From this perspective, the observation that intermittent administration of PTH to rodents and humans leads to increases in bone mass (2) makes no sense at all. The resolution of this paradoxthat PTH can both increase and decrease bone masswill require greater understanding of the complexity of regulation of bone-forming cells (osteoblasts) and bone resorbing cells (osteoclasts). One part of this resolution may follow from the observation that osteoblast precursors and osteoblasts secrete PTH-related protein (PTHrP). Unlike PTH, PTHrP is predominantly a paracrine factor; PTHrP in bone may have roles well removed from simply the maintenance of calcium homeostasis (3).
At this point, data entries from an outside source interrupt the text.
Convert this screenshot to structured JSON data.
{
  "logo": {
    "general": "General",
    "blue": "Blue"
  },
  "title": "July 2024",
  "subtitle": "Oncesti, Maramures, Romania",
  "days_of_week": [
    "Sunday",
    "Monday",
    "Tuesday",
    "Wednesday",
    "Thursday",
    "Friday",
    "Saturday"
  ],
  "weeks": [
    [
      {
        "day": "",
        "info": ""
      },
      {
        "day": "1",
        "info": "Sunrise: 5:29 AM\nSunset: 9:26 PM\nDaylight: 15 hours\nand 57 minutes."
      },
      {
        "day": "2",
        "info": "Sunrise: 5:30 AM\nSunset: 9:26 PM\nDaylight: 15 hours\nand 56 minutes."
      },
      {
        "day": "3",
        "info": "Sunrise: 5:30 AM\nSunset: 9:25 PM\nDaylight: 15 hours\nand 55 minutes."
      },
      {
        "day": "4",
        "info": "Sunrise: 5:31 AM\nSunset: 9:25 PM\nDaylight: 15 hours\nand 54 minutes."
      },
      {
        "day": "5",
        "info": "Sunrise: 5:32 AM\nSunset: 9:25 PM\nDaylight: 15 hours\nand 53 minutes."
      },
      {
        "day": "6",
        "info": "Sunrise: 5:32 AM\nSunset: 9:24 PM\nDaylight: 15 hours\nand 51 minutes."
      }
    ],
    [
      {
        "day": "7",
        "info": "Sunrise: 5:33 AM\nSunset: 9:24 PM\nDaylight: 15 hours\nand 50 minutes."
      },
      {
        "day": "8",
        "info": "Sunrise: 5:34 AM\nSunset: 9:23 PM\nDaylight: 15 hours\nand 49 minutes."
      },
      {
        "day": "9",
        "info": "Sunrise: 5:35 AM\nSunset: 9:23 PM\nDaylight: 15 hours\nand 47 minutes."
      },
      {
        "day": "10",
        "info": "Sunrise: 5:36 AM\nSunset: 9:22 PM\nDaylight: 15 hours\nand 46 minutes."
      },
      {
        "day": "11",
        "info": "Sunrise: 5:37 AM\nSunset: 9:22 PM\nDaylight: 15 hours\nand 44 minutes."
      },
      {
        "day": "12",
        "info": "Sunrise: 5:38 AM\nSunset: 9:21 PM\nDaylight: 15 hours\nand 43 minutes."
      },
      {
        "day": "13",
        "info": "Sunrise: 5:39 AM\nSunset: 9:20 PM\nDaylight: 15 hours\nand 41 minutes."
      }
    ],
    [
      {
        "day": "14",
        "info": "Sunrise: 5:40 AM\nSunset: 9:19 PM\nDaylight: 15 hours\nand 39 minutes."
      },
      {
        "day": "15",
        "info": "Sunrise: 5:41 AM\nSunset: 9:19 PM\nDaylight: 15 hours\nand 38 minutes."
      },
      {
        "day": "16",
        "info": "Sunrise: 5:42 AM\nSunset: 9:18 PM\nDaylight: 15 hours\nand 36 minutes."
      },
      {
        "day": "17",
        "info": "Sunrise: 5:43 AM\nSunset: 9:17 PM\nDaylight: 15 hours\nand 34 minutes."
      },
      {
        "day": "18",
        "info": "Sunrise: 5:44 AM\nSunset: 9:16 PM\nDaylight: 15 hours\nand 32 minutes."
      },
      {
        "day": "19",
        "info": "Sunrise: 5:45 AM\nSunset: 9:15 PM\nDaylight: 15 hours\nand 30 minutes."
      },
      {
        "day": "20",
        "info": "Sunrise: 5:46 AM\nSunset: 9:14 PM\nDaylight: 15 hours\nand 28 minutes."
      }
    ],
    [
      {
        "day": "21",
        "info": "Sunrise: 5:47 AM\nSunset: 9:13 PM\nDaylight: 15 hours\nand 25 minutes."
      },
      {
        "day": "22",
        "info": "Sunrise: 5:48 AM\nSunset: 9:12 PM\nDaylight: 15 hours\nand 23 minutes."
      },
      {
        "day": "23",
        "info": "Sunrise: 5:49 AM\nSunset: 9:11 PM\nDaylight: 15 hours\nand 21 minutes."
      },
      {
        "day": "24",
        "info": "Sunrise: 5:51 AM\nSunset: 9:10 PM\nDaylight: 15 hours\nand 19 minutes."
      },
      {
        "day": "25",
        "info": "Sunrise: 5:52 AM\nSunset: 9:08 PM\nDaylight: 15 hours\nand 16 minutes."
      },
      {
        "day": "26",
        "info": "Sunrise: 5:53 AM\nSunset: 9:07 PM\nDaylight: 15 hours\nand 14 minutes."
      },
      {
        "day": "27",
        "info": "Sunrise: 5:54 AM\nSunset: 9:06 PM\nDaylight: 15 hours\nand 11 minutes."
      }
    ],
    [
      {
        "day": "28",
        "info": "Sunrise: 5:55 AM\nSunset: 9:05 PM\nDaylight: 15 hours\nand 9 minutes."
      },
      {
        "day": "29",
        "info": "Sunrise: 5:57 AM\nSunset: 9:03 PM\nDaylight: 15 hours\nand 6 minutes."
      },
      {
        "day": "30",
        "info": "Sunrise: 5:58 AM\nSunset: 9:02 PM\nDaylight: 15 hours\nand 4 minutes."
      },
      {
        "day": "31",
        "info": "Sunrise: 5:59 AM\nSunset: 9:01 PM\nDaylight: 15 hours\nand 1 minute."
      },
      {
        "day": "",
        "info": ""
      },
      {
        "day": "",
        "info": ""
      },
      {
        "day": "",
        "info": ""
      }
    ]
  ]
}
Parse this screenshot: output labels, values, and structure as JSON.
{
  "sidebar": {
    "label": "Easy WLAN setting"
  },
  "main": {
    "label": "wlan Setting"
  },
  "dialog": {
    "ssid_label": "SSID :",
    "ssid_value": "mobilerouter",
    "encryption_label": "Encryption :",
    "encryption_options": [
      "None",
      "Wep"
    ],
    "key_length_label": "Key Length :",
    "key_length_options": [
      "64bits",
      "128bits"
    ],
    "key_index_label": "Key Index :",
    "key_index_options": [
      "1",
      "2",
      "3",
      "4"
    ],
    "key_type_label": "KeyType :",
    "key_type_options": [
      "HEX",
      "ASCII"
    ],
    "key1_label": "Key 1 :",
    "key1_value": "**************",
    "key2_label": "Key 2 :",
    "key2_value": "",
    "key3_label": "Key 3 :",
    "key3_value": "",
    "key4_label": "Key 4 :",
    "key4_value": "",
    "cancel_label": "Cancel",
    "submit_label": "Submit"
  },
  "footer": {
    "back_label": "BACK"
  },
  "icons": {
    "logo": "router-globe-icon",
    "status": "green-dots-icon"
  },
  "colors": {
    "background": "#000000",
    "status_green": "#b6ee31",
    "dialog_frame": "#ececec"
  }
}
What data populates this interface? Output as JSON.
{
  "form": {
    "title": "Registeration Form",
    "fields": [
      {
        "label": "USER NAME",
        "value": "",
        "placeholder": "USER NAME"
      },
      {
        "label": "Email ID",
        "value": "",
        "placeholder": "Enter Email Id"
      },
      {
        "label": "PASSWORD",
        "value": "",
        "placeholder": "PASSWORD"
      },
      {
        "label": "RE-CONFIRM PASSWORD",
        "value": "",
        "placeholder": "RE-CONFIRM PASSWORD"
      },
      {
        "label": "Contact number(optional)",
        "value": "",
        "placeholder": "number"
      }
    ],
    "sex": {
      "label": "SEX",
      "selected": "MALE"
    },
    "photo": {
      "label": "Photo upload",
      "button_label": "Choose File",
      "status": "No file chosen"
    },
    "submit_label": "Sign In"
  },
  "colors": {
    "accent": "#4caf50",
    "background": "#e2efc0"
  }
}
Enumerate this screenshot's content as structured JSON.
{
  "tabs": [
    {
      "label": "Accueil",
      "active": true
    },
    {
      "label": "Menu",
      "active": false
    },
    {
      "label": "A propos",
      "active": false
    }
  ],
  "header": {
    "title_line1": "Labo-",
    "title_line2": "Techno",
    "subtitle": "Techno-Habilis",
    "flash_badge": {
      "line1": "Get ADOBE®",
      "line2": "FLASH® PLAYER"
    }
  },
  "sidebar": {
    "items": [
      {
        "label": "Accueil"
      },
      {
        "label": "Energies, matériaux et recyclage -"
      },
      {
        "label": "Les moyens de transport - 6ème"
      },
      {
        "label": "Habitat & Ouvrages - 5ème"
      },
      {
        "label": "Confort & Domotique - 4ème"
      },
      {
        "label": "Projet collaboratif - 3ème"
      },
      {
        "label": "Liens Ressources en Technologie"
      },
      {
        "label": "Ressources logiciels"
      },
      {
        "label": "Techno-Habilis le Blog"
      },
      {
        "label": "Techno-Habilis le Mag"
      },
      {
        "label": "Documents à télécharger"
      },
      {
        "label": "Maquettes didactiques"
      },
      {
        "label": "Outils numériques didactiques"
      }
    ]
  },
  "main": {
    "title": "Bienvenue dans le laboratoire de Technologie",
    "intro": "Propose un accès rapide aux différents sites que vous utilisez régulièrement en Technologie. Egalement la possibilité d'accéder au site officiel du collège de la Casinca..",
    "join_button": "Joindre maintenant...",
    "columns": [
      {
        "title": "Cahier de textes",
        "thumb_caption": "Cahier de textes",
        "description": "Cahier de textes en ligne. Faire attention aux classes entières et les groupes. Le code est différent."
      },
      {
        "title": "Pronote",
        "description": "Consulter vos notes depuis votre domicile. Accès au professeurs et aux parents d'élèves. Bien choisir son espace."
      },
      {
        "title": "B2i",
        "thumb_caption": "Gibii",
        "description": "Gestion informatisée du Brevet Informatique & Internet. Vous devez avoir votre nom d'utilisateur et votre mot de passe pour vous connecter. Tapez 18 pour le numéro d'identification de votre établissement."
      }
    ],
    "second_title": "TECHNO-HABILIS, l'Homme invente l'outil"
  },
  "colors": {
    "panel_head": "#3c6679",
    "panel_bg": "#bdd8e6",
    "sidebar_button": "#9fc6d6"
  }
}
Despite the distinct physiologic missions of PTH and PTHrP, many of the actions of PTH and PTHrP are mediated by a common PTH/PTHrP receptor, which interacts with the similar amino-terminal regions of each ligand (4). This receptor is found on osteoblasts and not on osteoclasts. Studies of PTH/PTHrP receptor knock-out mice have shown that this receptor functions physiologically as both a PTH receptor and a PTHrP receptor. Bones from these mice do not release 45Ca in response to PTH (Lanske, unpublished observations), nor do their chondrocytes differentiate normally in response to PTHrP (5). Activation of the PTH/PTHrP receptor stimulates both the Gs-adenylate cyclase and Gq family-phospholipase C pathways. This complexity of second messenger signals has led many groups to try to define the functions of each pathway in mediating the diverse actions of PTH and PTHrP. For example, the stimulation of collagenase 3 synthesis in osteoblasts depends virtually solely on the cAMP pathway (6), whereas the inhibition of renal proximal tubular transport of phosphate requires actions of both pathways (7).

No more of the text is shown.